Curfew to stop carpark antics
In an effort to curb anti-social night-time behaviour in a carpark overlooking the city, two residential Huntsbury streets may have a road restriction enforced.
A road restriction around Vista Place and Roystone Way in Huntsbury may restrict drivers from parking up at a popular lookout point during the night from 10pm to 5am, Monday to Friday.
The proposal for prohibited times was recommended to council at the Spreydon Cashmere Community Board meeting on Friday following months of lobbying by nearby residents about noise and behaviour at the Vista Place carpark.
‘‘The residents that surrounded Vista Place car park were facing loud music, defecation, people trespassing on their property to get their bongs filled with water from their taps, burnouts and rubber burning,’’ said community board chair Karolin Potter.

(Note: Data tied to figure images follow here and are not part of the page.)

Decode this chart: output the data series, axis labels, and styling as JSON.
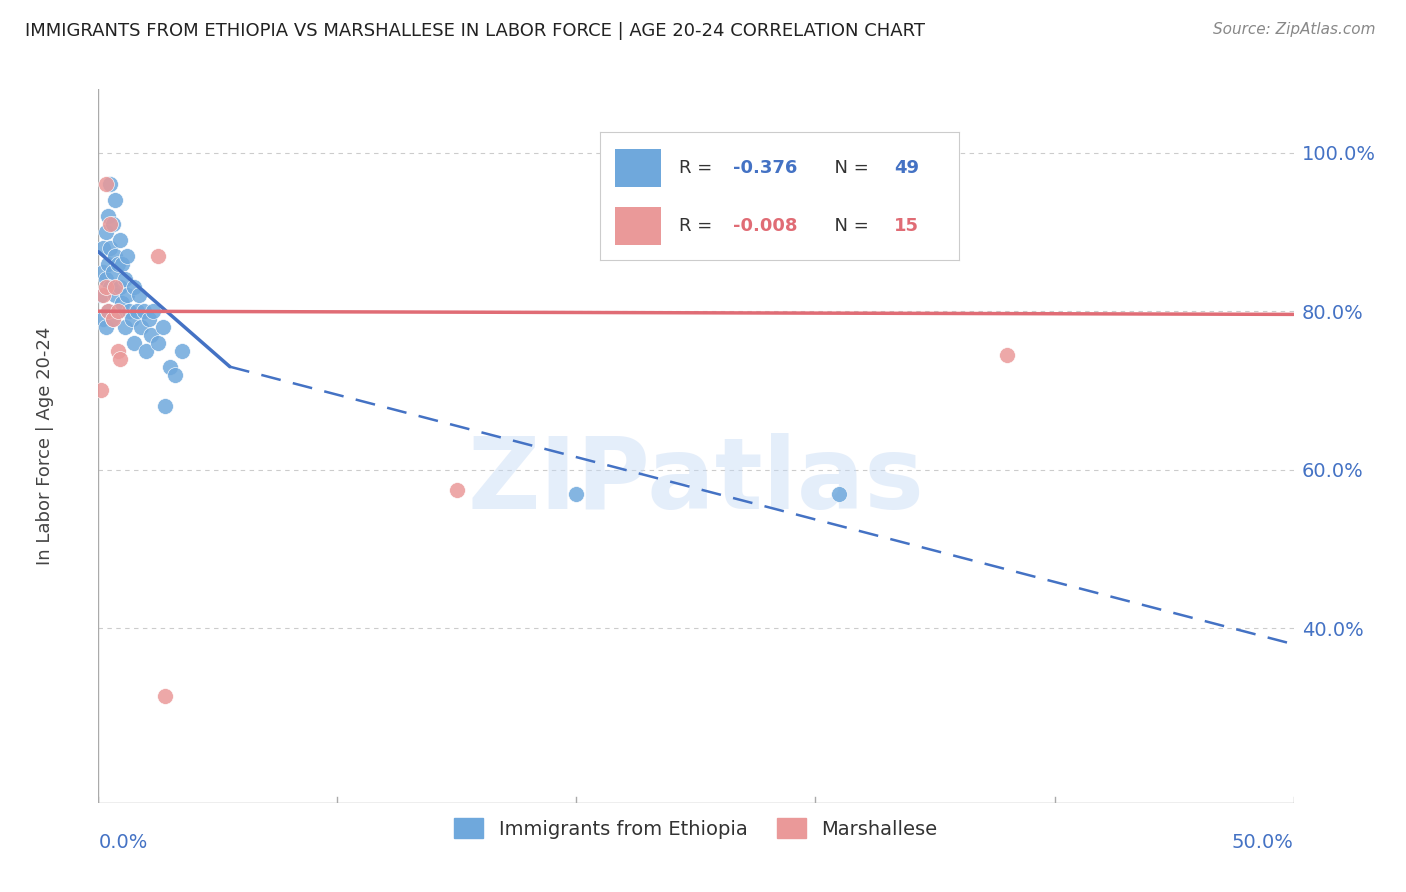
{
  "title": "IMMIGRANTS FROM ETHIOPIA VS MARSHALLESE IN LABOR FORCE | AGE 20-24 CORRELATION CHART",
  "source": "Source: ZipAtlas.com",
  "ylabel": "In Labor Force | Age 20-24",
  "right_yticks": [
    0.4,
    0.6,
    0.8,
    1.0
  ],
  "right_yticklabels": [
    "40.0%",
    "60.0%",
    "80.0%",
    "100.0%"
  ],
  "xlim": [
    0.0,
    0.5
  ],
  "ylim": [
    0.18,
    1.08
  ],
  "legend_ethiopia_R": "-0.376",
  "legend_ethiopia_N": "49",
  "legend_marsh_R": "-0.008",
  "legend_marsh_N": "15",
  "ethiopia_color": "#6fa8dc",
  "marsh_color": "#ea9999",
  "regression_ethiopia_color": "#4472c4",
  "regression_marsh_color": "#e06c75",
  "watermark": "ZIPatlas",
  "ethiopia_points_x": [
    0.001,
    0.002,
    0.002,
    0.002,
    0.003,
    0.003,
    0.003,
    0.004,
    0.004,
    0.004,
    0.005,
    0.005,
    0.005,
    0.006,
    0.006,
    0.006,
    0.007,
    0.007,
    0.007,
    0.008,
    0.008,
    0.009,
    0.009,
    0.01,
    0.01,
    0.011,
    0.011,
    0.012,
    0.012,
    0.013,
    0.014,
    0.015,
    0.015,
    0.016,
    0.017,
    0.018,
    0.019,
    0.02,
    0.021,
    0.022,
    0.023,
    0.025,
    0.027,
    0.028,
    0.03,
    0.032,
    0.035,
    0.2,
    0.31
  ],
  "ethiopia_points_y": [
    0.82,
    0.85,
    0.79,
    0.88,
    0.84,
    0.9,
    0.78,
    0.86,
    0.92,
    0.8,
    0.83,
    0.88,
    0.96,
    0.79,
    0.85,
    0.91,
    0.82,
    0.87,
    0.94,
    0.8,
    0.86,
    0.83,
    0.89,
    0.81,
    0.86,
    0.84,
    0.78,
    0.82,
    0.87,
    0.8,
    0.79,
    0.76,
    0.83,
    0.8,
    0.82,
    0.78,
    0.8,
    0.75,
    0.79,
    0.77,
    0.8,
    0.76,
    0.78,
    0.68,
    0.73,
    0.72,
    0.75,
    0.57,
    0.57
  ],
  "marsh_points_x": [
    0.001,
    0.002,
    0.003,
    0.003,
    0.004,
    0.005,
    0.006,
    0.007,
    0.008,
    0.008,
    0.009,
    0.025,
    0.15,
    0.028,
    0.38
  ],
  "marsh_points_y": [
    0.7,
    0.82,
    0.96,
    0.83,
    0.8,
    0.91,
    0.79,
    0.83,
    0.75,
    0.8,
    0.74,
    0.87,
    0.575,
    0.315,
    0.745
  ],
  "regression_eth_x0": 0.0,
  "regression_eth_y0": 0.875,
  "regression_eth_x1": 0.055,
  "regression_eth_y1": 0.73,
  "regression_eth_xend": 0.5,
  "regression_eth_yend": 0.38,
  "regression_mar_x0": 0.0,
  "regression_mar_y0": 0.8,
  "regression_mar_x1": 0.5,
  "regression_mar_y1": 0.796,
  "axis_color": "#4472c4",
  "grid_color": "#cccccc",
  "title_color": "#222222",
  "source_color": "#888888"
}
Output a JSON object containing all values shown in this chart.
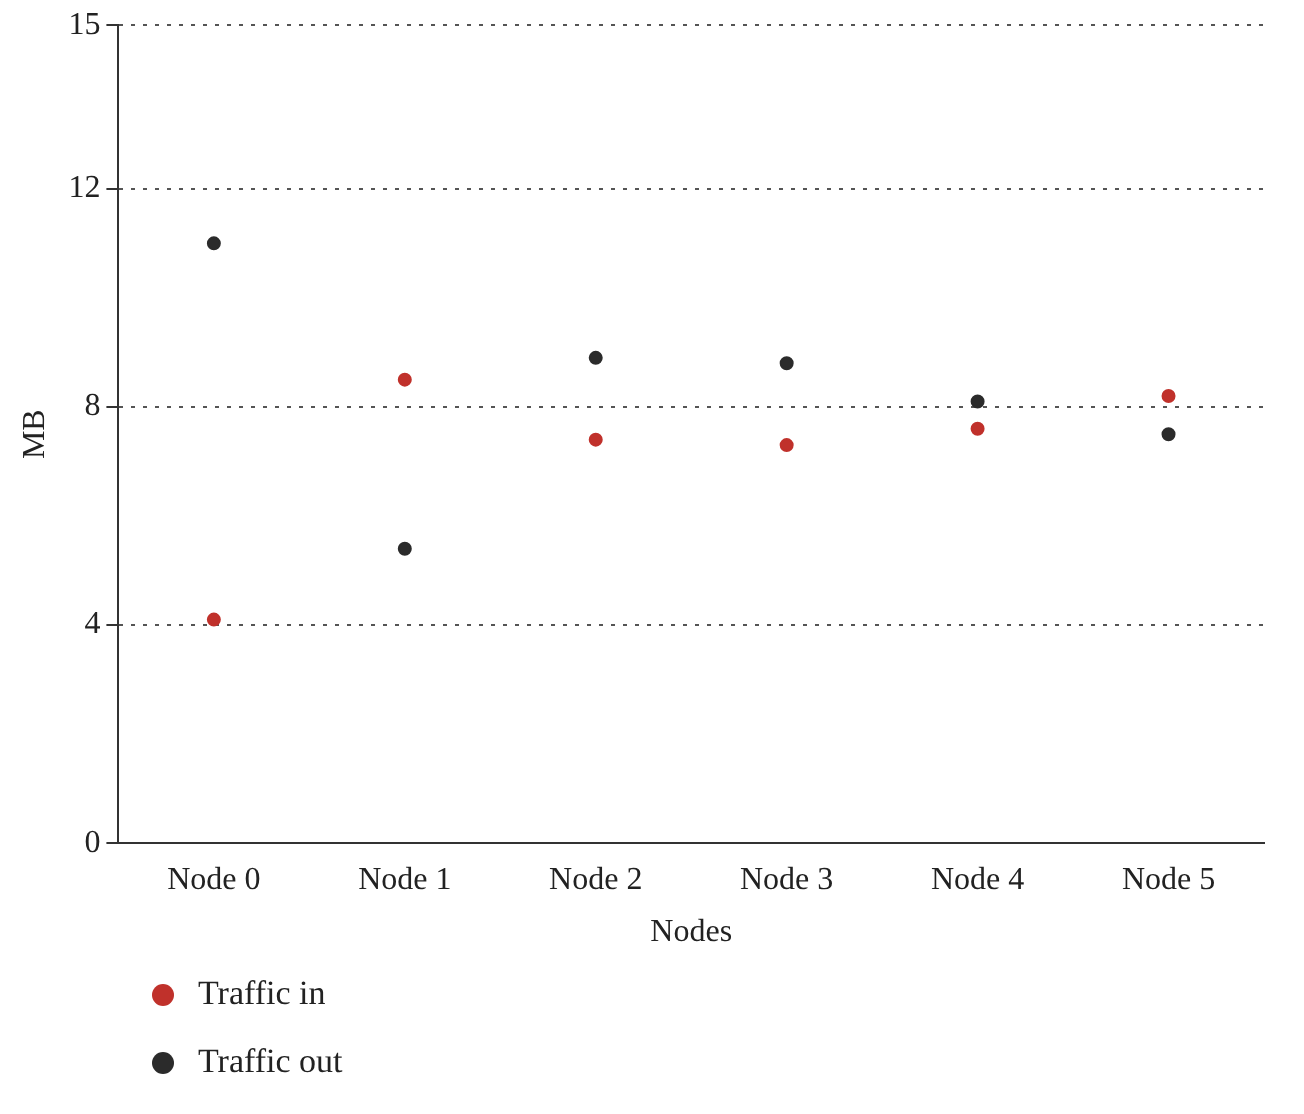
{
  "chart_data": {
    "type": "scatter",
    "xlabel": "Nodes",
    "ylabel": "MB",
    "categories": [
      "Node 0",
      "Node 1",
      "Node 2",
      "Node 3",
      "Node 4",
      "Node 5"
    ],
    "series": [
      {
        "name": "Traffic in",
        "color": "#c0312b",
        "values": [
          4.1,
          8.5,
          7.4,
          7.3,
          7.6,
          8.2
        ]
      },
      {
        "name": "Traffic out",
        "color": "#2b2b2b",
        "values": [
          11.0,
          5.4,
          8.9,
          8.8,
          8.1,
          7.5
        ]
      }
    ],
    "ylim": [
      0,
      15
    ],
    "yticks": [
      0,
      4,
      8,
      12,
      15
    ],
    "grid": "y",
    "legend": "bottom left",
    "marker": "circle"
  }
}
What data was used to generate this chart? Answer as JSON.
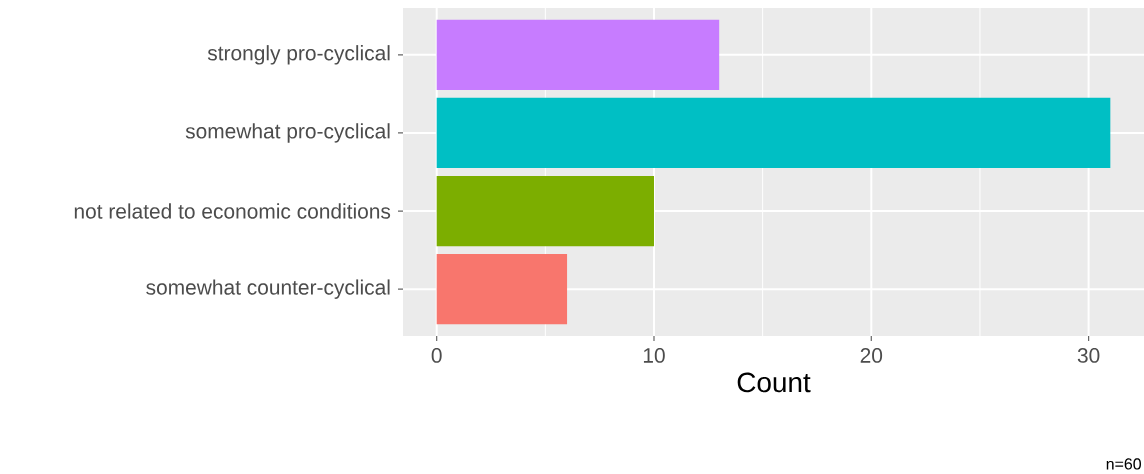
{
  "chart_data": {
    "type": "bar",
    "orientation": "horizontal",
    "categories": [
      "strongly pro-cyclical",
      "somewhat pro-cyclical",
      "not related to economic conditions",
      "somewhat counter-cyclical"
    ],
    "values": [
      13,
      31,
      10,
      6
    ],
    "colors": [
      "#c77cff",
      "#00bfc4",
      "#7cae00",
      "#f8766d"
    ],
    "xlabel": "Count",
    "xlim": [
      -1.55,
      32.55
    ],
    "xticks": [
      0,
      10,
      20,
      30
    ],
    "grid": true,
    "annotations": [
      "n=60"
    ]
  }
}
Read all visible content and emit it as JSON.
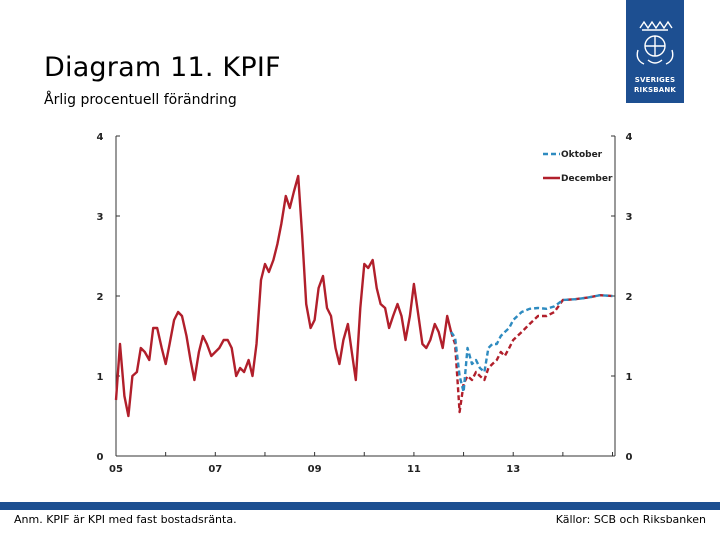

Submissions to the proposal reported incidents of people accessing private properties, intimidating behaviour towards residents, partying and loud music. Potter said the behaviour had frightened some residents who lived alone and left other residents feeling exhausted with the issue which had plagued the area for months.
‘‘It’s just kids having a hoon. I think even neighbours said there wasn’t much malicious behaviour, it’s what we did when we were 17-years-old. It was just a nuisance,’’ Potter said.
She said although a street ban – under the Christchurch City Council Cruising and Prohibited Times on Roads Bylaw 2014 – was ‘‘quite rare’’, the No Entry signs would not affect residents’ ability to get into their properties. The signs, reportedly costing around $2000 to install, were a favoured option discussed during consultation with police, council and community board members who agreed on the proposed restriction as a solution to the anti-social behaviour.
More than 150 Huntsbury residents were consulted on the decision to enforce time restrictions to the area during August and 85 per cent of the respondents supported it.
She said the decision provided police with a tool for enforcement.
‘‘It gives police the right to send people away.’’
Those who infringe the bylaw risk a $750 penalty.